5 Time as a level with autoregressively correlated true effects (AR)

Given the longitudinal nature of the WCF studies, another possible assumption might be that true effects of WCF are more strongly correlated between adjacent time points than those further apart.

5.1 Model fitting (AR)

We can encode this assumption into our model by:

m_prof_AR <- update(m_prof_new, random = list(~ time | study, ~1|effect), struct = "AR")

The estimated random-effects results can be extracted to examine the results.

results_rma(m_prof_AR, random_only = TRUE)

5.2 Model interpretation (AR)

In the table above, \(\sigma\) represents the estimated random variation (in sd unit) in individual true effects at a given time point (pre- or post-test) in a given study. Just like the CS model, \(\tau\) represents the estimated random variation in the true effects across the time points. However, The idea is that adjacent time points are correlated with each other as multiples of \(\rho\) (the estimated \(\rho\) in the table above).

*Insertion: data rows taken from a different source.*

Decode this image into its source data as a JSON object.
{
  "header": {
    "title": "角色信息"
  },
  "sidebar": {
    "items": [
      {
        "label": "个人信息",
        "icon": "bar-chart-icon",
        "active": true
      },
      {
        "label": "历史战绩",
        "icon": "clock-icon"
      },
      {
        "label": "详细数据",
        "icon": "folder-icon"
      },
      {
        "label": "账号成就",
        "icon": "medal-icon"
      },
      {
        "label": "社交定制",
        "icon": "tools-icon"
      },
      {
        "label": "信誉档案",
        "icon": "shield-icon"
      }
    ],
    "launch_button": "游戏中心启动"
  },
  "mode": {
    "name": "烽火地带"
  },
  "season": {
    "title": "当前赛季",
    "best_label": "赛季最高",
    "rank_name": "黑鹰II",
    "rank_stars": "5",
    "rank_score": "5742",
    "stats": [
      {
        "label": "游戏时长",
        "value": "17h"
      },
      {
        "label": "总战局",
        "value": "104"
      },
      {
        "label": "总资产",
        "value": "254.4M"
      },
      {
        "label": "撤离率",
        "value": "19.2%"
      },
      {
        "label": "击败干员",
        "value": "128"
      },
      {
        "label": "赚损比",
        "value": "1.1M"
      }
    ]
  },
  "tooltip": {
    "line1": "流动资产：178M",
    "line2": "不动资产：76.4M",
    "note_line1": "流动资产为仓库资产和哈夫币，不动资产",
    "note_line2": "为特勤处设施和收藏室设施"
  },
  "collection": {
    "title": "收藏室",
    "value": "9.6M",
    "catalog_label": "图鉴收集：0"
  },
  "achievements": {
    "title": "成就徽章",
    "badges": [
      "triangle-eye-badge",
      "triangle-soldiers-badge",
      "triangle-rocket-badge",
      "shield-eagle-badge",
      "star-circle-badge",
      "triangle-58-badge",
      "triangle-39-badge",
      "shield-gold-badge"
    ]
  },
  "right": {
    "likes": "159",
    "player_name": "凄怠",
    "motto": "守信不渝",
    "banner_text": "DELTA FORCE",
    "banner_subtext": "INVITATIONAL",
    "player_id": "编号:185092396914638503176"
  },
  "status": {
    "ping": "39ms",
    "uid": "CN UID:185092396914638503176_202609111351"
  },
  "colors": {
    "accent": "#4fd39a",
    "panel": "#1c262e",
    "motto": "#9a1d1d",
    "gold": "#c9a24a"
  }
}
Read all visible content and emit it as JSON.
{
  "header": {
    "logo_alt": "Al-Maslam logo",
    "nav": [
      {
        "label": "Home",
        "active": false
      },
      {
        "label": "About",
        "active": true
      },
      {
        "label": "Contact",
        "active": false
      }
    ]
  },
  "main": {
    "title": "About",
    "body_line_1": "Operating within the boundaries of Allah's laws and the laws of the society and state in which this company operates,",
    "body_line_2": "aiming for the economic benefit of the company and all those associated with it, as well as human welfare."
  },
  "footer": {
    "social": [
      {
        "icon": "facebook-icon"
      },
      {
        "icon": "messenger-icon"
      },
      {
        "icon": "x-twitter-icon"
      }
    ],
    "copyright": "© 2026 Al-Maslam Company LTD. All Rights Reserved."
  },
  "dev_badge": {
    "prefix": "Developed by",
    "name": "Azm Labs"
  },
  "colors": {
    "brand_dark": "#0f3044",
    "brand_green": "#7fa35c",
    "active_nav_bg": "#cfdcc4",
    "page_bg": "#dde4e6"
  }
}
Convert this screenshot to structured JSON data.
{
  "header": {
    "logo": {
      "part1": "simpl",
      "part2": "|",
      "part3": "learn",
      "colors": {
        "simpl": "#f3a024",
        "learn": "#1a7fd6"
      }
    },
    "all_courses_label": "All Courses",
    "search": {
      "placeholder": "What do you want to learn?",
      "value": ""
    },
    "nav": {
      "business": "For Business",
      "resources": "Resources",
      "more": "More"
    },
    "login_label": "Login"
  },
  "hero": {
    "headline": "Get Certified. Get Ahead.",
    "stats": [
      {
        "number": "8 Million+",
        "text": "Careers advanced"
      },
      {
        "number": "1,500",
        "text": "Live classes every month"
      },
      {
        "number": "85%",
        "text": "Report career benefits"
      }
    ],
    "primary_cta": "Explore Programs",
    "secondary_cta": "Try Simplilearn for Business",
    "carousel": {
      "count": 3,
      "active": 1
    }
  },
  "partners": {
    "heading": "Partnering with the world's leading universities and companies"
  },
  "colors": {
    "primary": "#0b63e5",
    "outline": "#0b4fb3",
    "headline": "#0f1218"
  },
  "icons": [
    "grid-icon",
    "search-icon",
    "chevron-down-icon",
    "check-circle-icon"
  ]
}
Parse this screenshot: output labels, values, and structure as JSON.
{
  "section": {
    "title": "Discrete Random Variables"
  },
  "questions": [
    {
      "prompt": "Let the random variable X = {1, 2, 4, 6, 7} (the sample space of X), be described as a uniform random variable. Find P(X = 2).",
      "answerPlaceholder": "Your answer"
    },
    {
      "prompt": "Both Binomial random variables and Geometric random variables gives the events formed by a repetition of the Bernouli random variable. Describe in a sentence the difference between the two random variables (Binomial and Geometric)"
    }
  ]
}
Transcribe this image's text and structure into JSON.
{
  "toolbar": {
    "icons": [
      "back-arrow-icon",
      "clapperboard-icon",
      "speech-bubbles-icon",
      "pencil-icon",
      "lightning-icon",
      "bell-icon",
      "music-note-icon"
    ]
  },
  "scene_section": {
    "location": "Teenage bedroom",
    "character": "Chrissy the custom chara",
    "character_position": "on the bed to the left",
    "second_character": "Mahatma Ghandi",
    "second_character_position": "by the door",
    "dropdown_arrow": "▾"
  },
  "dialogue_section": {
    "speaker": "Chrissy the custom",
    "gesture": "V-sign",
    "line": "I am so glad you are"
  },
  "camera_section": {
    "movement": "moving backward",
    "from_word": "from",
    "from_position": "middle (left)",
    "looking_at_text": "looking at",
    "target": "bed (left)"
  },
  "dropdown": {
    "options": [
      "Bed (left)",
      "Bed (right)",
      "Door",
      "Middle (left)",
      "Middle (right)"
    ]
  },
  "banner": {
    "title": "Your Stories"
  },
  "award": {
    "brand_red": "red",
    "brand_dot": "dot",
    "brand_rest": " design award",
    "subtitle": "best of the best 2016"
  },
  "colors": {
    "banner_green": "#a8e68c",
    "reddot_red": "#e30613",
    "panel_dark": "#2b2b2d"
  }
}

As the time points move a step away from each other, their correlations changes (i.e., weakens) by \(\rho^{step~+~1}\).

For instance, the true effects obtained at any two adjacet time points (e.g., baseline ~ post1) in the WCF literature are correlated as \(\rho\) (\(.643\)), but the true effects obtained at the time points one step away from each other (baseline ~ post2) are correlated as \(\rho^2\) (\(.643^2=.413\)).

6 Time as a level with heteroscedastic and autoregressively correlated true effects (HAR)

Similar to AR, we can also allow for heteroscedastic random variation across the true effect of WCF obtained across different time points (HAR structure).

6.1 Model fitting (HAR)

We can encode this assumption into our model by:

m_prof_HAR <- update(m_prof_new, random = list(~ time | study, ~1|effect), struct = "HAR")

The estimated random-effects results can be extracted to examine the results.

results_rma(m_prof_HAR, random_only = TRUE)

6.2 Model interpretation (HAR)

In the table above, \(\sigma\) represents the estimated random variation (in sd unit) in individual true effects at a given time point (pre- or post-test) in a given study. Also everything said about \(\rho\) in AR structure applies to the \(\rho\) estimated in HAR structure as well. However, just like HCS, we are letting separate sources of random variation in true effects across the time points (allowing heteroscedasticity). These estimated separate sources of random variation are labeled as \(\tau\) in the table above.

7 Model Selection

At this point, a key question is that which set of the theoretical assumptions put into the models above provides a better empirical match to the meta-analytic impact of proficiency (prof) on WCF’s effectiveness?

To answer this question, we can estimate the relative weight/probability (in percentages) that each of them can be the best fitting given the other ones. To do so, we can use the AICctab() function from the bbmle package:

library(bbmle)

AICctab(m_prof_new, m_prof_CS, m_prof_HCS, m_prof_UN, m_prof_AR,
        m_prof_HAR, weights=TRUE, base=TRUE)

The AICctab() orders the model based on their weights. In our case, it does seem that m_prof_HAR and m_prof_HCS are both similarly best-fitting models. Thus, inferences drawn from any of these models will likely enjoy better conclusion validity relative to other candidate models.

8 Conclusion

Almost all other post-model analyses (post_rma()), outlier detection (interactive_outlier()) and visualizations (plot_rma()) discussed in detail in the article seamlessly work with these more advanced models as well.

However, there is still much more flexibility to accommodate a wide range of other meta-analytic situations, research questions, and study complexities that the 3M framework can handle. These, of course, require much more space and background. As a result, we hope to introduce those capabilities to the field in the near future.